Second, something interesting is going on at the narrative level. Your character has an HUD display that shows, in any given moment, a little bit of information about where the links from your current node are going to go, and how many links lead off of those nodes. It doesn’t tell you whether the content of those nodes is going to be good or bad, precisely, but it gives you just enough information to function as a sort of precognition about whether you’re moving towards the next phase of the story or whether you’re pursuing a bit of side information. (The display is the bit in the grid, below:)
It took me a little while to learn to read this display, but it was interesting information to have once I did. It’s also possible (using the arrows) to move backward and explore earlier points, which makes the story less daunting to finish than it otherwise might be.
I did feel the story could have been tighter than it was. At one point only about halfway through, I found myself quite surprised that I wasn’t reaching an ending; and during some of the midgame I felt a bit at a loss about where it was all going.
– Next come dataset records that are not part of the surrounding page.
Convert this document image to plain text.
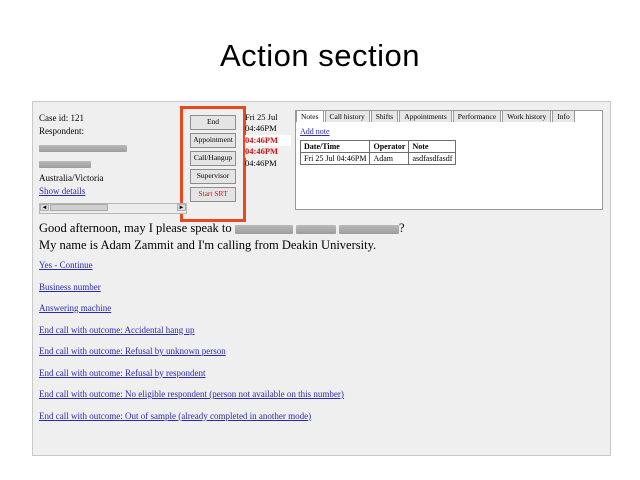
Action section
Case id: 121
Respondent:
Australia/Victoria
Show details
End
Appointment
Call/Hangup
Supervisor
Start SRT
Fri 25 Jul
04:46PM
04:46PM
04:46PM
04:46PM
◄	►
Notes	Call history	Shifts	Appointments	Performance	Work history	Info
Add note
Date/Time	Operator	Note
Fri 25 Jul 04:46PM	Adam	asdfasdfasdf
Good afternoon, may I please speak to	?
My name is Adam Zammit and I'm calling from Deakin University.
Yes - Continue
Business number
Answering machine
End call with outcome: Accidental hang up
End call with outcome: Refusal by unknown person
End call with outcome: Refusal by respondent
End call with outcome: No eligible respondent (person not available on this number)
End call with outcome: Out of sample (already completed in another mode)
I think part of the issue here is that there’s a quite effective and emotionally powerful ending to (what turns out to be) only act one of the story. Once I’d passed that point, I wasn’t quite sure what we were still going for — not because the story had become boring, precisely, but because I felt like I’d lost track of what question the narrative was even trying to answer. However, this may be largely a personal reaction.
I did enjoy the rest of the game, including a section where I played hooky from my spy mission long enough to form a meaningful relationship with someone I was supposed to be betraying.